ILO Online: What are their conditions of work?

Manuela Tomei: Despite its growing social and economic significance, domestic work has been, and remains, one of the most precarious, low-paid, insecure and unprotected forms of employment. Many domestic workers are overworked, underpaid and unprotected. Abuse and exploitation are common, especially when children and migrant workers are involved. Because of their young age or nationality, and the fact that they often live in the employer’s household, they are particularly vulnerable to verbal and physical violence. There are frequent media reports on such violence, including suicides and homicides in the worst case.

ILO Online: Where does the lack of protection come from?

Manuela Tomei: The serious decent work deficits facing domestic workers are a consequence of their legal and social vulnerability. Domestic workers are excluded either de jure or de facto from the effective protection of national labour law and social security regimes-both in industrialized and developing countries. Another flagrant case is the exclusion of domestic workers from the scope of occupational safety and health legislation in most countries, as the household is erroneously perceived as safe and non-threatening.

ILO Online: What is so specific about domestic work that it needs special regulation?

Manuela Tomei: Domestic work differs from other types of work in many respects. First, domestic work is largely limited to inside the home, and therefore can escape the outreach of conventional mechanisms of control, such as labour inspection services that face legal and administrative obstacles to inspecting private premises. Second, domestic work mirrors work traditionally performed by women without pay, and is thus perceived as lacking in value and exogenous to the “productive” economy. This explains why domestic workers commonly earn low wages, and may often be either under- or unpaid at regular intervals.

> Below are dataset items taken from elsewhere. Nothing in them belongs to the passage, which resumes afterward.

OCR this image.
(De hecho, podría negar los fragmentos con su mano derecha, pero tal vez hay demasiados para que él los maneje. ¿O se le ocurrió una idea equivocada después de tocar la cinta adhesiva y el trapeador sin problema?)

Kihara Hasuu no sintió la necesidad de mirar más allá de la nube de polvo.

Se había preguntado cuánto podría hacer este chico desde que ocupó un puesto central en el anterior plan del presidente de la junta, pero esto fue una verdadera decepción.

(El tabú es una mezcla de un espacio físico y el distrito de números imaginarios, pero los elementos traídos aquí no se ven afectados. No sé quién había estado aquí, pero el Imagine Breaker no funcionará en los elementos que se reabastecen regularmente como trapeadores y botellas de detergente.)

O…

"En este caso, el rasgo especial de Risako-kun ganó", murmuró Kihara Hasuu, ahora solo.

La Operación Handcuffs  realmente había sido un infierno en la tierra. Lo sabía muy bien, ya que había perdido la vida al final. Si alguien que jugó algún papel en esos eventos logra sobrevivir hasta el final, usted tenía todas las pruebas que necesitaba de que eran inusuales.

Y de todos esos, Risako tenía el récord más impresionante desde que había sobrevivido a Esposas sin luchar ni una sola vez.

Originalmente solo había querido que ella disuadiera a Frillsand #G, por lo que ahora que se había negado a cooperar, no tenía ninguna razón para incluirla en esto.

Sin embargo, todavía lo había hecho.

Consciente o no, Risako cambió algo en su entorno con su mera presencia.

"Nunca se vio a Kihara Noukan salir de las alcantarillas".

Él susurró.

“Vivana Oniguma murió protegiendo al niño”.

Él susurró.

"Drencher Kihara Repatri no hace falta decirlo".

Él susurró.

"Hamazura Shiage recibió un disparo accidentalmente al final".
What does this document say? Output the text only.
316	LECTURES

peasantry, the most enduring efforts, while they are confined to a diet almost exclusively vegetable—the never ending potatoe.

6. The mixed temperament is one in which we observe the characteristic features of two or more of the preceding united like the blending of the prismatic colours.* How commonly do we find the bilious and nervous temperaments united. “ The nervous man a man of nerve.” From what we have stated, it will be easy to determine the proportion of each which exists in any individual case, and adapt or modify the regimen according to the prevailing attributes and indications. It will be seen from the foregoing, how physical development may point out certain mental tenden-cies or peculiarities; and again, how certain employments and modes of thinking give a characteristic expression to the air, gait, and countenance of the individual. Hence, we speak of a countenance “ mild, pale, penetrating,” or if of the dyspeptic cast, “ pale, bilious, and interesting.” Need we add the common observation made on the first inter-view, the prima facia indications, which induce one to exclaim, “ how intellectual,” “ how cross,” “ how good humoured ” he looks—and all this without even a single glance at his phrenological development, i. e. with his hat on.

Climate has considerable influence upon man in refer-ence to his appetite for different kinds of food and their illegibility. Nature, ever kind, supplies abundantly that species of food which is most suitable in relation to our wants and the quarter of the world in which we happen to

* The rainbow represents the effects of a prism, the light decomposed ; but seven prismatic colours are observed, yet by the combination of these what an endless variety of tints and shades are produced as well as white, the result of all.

Third, domestic workers have limited bargaining power as they are an “invisible” (working inside the household, out of public sight) and isolated workforce, with no peer workers to turn to for support or guidance on what is to be considered a reasonable request or an unacceptable treatment. When migrant workers are involved, their isolation may be even greater as they often do not master the national or local language and have no family or other supportive networks to rely on. All these characteristics reinforce the perception of domestic work as not constituting “real” work, thus contributing to its further undervaluation and neglect.

ILO Online: Why do we need international labour standards on domestic work?

Manuela Tomei: Existing international labour standards do not offer adequate guidance on how to ensure meaningful protection to domestic workers as they either fail to address the specific context in which domestic work takes place or allow for their exclusion. This led the ILO Governing Body to agree to include a standard-setting activity on decent work for domestic workers on the agenda of the 99th Session (2010) of the International Labour Conference (ILC). The latter will deal with this question according to the double discussion procedure. This means that, while in 2010 the ILC will be called to discuss the desirability and form of a possible international instrument (s) on the subject, a final decision on a possible adoption will be taken in June 2011.

A specific international norm for domestic workers, to be effective, would need to reaffirm the protections to which domestic workers are already entitled to under existing ILO standards, while recognizing their special employment relationship and providing for specific standards to make these rights a reality. The decision to discuss such a norm on decent work for domestic workers reflects the ILO’s commitment, as embedded in its Decent Work Agenda, to bring workers once deemed to be outside of its constituency into its mainstream work. It recognizes that domestic workers are real workers and takes account of the fact that the overwhelming majority of domestic workers in the globalizing economy are women.